“I wake up. The island is empty, and yet a low rumbling begins. It startles me, waking me up from my deep sleep. Everyone else is gone, vanished into the winds. Chills run down my spine, and I tense, my instincts warning me that something is not right on this island.”
I wake up. The island is empty, and yet a low rumbling begins. It startles me, waking me up from my deep sleep. Everyone else is gone, vanished into the winds. Chills run down my spine, and I tense, my instincts warning me that something is not right on this island.
I ignore my gut feeling. Logic, not emotion, is what will get me out of this nightmare. This horrible nightmare that left me here, alone, stranded. I have to stand up, go for help. I need to get off this horrible island.
This horrible island. I had read and watched so many movies and books about this type of situation. I will not end up like Chris McCandless, so seduced by the wild that he forgot common sense. I will not end up like the Andes crash survivors, who fed off human flesh and forgot their morals. I will not, cannot, end up like those pitiful human beings. I have to live.
I get up shakily, my legs weak. My mind flashes back to yesterday, was it just yesterday? It was just yesterday. I was with Nicole. Just yesterday I was going to see my child. I was going to live again, to be who I needed to be.
I banish those thoughts. I will get back to civilization. I have to. Not only for myself, but for the rest of the world as well. I’m going to be able to help people with my work. I’m going to be a star. I have to get back.
I look around me, my hands clenched into fists, my breathing unsteady. I’m mad that I’m here, outraged at the island, at fate that I’m here. I should not have been here, not when the world was going to be my oyster. I scream, a scream full of anger and outrage.
I scream for a bit, letting my frustration pour out of me till nothing’s left. I take a breath once I am done with my temper tantrum, and I scan my surroundings.
The beach we landed on is just one sliver of the island. A lush forest, only so far inland, awaits me, tempting me to go in. I take a deep breath. I could wait for the others to come back… or I could go into the wild.
I shouldn’t wait for the others. For all I could know, they’re in the forest. But what if they’re here? What if Nicole is there?

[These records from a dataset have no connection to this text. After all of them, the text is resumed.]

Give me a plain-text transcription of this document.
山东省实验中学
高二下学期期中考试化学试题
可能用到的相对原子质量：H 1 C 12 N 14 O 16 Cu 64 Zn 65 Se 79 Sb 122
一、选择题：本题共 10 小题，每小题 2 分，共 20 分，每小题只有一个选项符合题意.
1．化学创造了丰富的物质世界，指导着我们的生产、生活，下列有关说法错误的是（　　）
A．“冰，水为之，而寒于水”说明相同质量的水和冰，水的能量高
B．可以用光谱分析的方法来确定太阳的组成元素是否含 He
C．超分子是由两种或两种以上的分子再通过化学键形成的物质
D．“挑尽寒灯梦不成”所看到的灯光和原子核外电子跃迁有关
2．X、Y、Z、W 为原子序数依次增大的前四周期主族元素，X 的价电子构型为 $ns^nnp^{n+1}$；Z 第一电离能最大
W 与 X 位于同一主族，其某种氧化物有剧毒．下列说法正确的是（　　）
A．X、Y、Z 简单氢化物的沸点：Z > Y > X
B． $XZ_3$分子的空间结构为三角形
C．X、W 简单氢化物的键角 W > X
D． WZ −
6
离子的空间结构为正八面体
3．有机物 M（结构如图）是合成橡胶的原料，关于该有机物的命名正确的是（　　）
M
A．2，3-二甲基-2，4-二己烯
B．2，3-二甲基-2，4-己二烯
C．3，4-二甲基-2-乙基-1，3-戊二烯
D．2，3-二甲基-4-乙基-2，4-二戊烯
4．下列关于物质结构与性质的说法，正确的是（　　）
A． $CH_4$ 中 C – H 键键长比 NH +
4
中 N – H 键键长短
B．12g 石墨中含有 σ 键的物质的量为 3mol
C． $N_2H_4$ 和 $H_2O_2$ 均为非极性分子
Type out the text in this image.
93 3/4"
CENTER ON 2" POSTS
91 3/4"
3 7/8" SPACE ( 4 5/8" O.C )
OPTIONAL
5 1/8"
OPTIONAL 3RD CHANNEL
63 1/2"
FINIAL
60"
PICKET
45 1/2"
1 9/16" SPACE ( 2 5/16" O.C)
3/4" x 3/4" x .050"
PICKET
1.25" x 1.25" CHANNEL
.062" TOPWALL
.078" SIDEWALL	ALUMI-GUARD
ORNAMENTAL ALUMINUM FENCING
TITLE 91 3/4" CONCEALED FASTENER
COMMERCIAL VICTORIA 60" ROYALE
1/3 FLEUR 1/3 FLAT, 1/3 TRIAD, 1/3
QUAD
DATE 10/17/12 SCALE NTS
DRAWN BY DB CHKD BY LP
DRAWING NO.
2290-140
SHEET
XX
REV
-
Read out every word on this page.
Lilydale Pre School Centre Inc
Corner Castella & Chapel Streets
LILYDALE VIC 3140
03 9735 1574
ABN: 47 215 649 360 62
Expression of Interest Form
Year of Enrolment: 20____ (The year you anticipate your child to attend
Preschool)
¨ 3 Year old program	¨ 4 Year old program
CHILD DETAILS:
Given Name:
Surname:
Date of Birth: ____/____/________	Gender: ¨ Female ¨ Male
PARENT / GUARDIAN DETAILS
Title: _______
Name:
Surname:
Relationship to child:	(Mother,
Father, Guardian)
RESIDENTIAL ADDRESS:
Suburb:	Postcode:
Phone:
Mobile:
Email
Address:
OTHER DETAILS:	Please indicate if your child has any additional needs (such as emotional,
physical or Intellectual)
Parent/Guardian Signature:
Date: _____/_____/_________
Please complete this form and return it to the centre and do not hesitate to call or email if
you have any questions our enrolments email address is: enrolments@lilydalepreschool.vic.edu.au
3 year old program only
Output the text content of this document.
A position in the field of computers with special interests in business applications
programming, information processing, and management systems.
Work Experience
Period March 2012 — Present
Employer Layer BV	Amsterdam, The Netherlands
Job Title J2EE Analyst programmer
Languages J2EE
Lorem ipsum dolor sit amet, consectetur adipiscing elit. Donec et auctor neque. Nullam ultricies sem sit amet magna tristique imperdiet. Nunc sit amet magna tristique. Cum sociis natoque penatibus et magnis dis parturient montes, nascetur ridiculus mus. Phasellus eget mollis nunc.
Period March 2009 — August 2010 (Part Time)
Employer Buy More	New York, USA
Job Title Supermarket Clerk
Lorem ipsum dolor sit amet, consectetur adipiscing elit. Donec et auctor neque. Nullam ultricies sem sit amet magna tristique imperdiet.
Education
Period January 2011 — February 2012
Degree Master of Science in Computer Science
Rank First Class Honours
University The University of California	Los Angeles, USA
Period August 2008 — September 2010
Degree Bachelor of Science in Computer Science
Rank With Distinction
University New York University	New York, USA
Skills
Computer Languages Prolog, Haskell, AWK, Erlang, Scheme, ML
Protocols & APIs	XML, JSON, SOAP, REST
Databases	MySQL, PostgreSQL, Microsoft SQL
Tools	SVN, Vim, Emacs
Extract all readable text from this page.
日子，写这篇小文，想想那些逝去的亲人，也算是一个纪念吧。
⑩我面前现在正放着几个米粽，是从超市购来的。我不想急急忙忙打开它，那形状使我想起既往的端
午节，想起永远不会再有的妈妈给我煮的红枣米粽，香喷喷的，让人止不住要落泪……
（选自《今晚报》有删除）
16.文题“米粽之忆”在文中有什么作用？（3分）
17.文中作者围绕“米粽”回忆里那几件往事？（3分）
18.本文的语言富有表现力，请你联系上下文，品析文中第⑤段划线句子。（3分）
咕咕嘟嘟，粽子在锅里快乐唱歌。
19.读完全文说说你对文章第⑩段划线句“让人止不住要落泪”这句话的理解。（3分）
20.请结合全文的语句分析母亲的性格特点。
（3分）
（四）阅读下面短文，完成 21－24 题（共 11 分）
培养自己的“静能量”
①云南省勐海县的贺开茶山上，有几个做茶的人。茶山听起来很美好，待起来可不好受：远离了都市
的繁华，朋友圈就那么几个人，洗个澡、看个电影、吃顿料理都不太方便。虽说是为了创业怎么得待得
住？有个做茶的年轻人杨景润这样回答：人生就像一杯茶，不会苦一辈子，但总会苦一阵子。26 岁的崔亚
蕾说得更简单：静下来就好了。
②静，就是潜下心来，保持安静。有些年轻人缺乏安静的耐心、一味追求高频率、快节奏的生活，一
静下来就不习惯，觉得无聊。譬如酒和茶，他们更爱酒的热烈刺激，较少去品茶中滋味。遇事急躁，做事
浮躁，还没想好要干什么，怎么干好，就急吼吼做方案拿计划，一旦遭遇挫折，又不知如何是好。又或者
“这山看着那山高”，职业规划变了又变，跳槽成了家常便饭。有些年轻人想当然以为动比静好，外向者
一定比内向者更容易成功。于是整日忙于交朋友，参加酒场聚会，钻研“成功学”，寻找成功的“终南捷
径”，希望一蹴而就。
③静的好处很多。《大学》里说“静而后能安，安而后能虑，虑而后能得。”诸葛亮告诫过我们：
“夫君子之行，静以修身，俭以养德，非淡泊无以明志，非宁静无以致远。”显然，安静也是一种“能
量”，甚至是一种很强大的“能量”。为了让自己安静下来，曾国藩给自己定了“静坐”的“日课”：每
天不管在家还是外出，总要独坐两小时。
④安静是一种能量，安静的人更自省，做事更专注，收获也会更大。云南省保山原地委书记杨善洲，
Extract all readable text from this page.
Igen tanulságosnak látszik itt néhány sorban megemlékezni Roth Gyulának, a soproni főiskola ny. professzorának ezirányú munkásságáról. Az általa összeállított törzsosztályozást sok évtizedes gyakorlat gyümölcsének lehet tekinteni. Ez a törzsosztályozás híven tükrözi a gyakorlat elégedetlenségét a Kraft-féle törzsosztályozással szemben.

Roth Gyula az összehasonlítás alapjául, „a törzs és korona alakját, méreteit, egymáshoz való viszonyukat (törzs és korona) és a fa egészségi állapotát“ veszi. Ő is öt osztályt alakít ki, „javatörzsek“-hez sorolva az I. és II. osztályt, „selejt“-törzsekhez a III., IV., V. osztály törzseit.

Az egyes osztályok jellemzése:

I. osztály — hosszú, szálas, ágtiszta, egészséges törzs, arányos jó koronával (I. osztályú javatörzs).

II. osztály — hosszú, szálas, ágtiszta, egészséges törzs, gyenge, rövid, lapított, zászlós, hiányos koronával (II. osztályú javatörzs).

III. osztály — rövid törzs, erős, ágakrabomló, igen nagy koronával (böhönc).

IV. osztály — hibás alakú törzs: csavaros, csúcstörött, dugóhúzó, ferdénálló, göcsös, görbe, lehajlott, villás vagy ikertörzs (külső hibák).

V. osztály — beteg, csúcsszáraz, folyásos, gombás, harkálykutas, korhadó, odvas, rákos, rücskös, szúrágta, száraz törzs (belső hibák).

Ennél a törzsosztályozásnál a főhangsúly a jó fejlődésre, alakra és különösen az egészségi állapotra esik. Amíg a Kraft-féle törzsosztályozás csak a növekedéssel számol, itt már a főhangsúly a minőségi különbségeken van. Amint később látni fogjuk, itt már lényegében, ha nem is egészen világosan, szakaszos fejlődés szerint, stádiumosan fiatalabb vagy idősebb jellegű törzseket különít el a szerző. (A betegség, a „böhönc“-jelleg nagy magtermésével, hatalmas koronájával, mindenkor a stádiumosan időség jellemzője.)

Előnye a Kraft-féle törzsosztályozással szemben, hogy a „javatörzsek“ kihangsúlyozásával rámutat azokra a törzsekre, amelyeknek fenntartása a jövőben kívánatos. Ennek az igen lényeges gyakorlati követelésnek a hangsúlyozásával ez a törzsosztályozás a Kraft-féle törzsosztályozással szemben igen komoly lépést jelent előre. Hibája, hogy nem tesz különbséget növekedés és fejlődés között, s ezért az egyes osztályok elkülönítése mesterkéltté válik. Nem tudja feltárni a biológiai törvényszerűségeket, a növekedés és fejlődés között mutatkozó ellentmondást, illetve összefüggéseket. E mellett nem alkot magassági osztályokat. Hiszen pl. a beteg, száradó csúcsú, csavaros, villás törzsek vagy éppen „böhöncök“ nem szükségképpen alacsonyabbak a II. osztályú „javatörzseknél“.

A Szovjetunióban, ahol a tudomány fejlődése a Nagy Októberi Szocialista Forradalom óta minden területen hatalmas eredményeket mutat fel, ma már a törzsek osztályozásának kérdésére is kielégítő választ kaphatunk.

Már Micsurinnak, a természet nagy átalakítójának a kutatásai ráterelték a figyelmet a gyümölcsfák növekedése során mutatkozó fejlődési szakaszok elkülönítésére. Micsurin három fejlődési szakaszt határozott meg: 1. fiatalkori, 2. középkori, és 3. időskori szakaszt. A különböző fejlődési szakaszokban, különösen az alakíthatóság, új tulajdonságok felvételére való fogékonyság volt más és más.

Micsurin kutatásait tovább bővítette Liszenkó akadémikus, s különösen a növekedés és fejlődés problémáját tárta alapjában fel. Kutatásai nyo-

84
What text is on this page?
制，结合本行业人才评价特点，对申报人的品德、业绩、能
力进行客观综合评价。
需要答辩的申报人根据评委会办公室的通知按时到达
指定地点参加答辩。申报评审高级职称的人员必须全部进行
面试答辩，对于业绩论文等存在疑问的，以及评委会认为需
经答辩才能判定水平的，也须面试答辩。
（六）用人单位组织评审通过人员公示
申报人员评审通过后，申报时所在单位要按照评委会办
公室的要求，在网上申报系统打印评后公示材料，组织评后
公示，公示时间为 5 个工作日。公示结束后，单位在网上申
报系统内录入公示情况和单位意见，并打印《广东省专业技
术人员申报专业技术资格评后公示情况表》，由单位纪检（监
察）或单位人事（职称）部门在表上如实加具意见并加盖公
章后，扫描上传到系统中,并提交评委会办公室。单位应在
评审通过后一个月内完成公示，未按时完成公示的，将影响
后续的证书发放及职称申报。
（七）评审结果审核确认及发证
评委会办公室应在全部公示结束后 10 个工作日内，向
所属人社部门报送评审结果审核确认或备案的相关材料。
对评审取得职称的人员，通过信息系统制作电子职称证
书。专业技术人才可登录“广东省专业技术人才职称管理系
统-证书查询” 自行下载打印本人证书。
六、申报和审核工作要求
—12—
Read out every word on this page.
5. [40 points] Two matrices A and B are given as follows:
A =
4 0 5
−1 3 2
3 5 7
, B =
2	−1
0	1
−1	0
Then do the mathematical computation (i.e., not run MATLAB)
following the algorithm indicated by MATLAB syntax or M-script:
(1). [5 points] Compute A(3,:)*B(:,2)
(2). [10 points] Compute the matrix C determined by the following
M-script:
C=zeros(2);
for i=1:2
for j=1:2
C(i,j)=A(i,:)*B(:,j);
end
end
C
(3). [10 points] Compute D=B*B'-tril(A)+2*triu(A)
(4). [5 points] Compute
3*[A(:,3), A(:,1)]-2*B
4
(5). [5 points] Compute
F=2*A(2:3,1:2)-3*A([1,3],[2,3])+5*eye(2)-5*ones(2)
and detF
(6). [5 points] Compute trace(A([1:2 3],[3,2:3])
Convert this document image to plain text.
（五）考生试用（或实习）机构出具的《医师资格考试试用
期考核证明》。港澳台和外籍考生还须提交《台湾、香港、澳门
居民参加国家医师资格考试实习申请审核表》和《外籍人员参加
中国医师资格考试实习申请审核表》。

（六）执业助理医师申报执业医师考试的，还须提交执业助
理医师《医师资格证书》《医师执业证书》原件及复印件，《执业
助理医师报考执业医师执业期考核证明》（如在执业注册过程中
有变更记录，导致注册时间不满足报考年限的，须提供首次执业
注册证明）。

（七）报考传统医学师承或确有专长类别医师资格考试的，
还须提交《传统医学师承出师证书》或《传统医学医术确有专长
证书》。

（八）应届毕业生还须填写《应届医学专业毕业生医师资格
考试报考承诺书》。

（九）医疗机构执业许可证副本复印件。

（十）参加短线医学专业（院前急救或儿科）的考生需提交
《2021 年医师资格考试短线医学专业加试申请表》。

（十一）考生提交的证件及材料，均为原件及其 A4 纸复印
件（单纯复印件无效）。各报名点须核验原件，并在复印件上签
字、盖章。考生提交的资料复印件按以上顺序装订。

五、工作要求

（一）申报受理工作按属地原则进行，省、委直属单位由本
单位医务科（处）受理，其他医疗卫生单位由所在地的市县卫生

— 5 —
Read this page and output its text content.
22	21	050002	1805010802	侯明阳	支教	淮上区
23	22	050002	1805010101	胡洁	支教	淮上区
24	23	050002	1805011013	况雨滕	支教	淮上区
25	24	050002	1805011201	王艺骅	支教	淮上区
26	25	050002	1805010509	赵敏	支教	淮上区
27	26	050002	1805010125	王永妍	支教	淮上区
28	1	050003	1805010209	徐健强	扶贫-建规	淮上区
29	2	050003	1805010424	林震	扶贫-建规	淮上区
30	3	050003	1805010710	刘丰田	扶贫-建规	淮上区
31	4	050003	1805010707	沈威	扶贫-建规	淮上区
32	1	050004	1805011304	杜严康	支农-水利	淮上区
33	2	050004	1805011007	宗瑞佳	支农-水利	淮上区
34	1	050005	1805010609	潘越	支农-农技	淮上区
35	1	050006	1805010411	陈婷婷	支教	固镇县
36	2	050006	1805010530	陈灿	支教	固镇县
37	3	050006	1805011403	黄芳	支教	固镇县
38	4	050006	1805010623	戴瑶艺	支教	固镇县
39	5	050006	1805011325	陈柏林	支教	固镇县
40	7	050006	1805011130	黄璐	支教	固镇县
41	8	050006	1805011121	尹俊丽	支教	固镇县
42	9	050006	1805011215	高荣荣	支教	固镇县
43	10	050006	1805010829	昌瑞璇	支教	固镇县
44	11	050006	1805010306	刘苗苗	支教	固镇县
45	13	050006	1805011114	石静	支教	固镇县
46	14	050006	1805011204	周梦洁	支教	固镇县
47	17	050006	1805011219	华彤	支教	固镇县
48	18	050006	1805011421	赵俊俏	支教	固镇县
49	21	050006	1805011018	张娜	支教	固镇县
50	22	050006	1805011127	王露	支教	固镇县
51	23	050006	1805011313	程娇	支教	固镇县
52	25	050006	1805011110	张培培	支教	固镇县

I should not wait. I have to get back as soon as possible.
I take my first step towards the forest. The sand is red, I notice dimly. As concerned as I was with making it to the forest, was it that color when I arrived? I take another step, and another. Then my foot hits flesh.
I scream, my fists clench, my mouth drops open. I step back and see the body I had stepped on.
It is Nicole. Her body is covered in blood, the insides ripped out, her heart next to her, half eaten. The look on her pretty, pale, face is one of horror.
I scream again. As I look up, other bodies line the beach. I did not notice them as I was warped in my thoughts, but now… now I can smell the stink of rotting flesh, hear the buzzing of flies.
How had I not noticed? This was something that I should have seen, should have been aware of. I look around slowly, really looking at the island. Who are all the rest of the bodies? I gasp as the answer comes to me.
Everyone who had been on the lifeboat is dead, all of them looking like Nicole, their bodies mangled, their hearts chewed up and spitted out. My stomach churns at the sight. I want to throw up.
What could have done this to them? I wipe my mouth, trying to cover my scream. Whoever had killed them would surely come back to kill me as well. My hand comes away with blood that is not my own.
I stare at it, not comprehending, at the blood, and the black fur that is growing on my hands. An epiphany makes my eyes go wide.
My scream echoes throughout the island.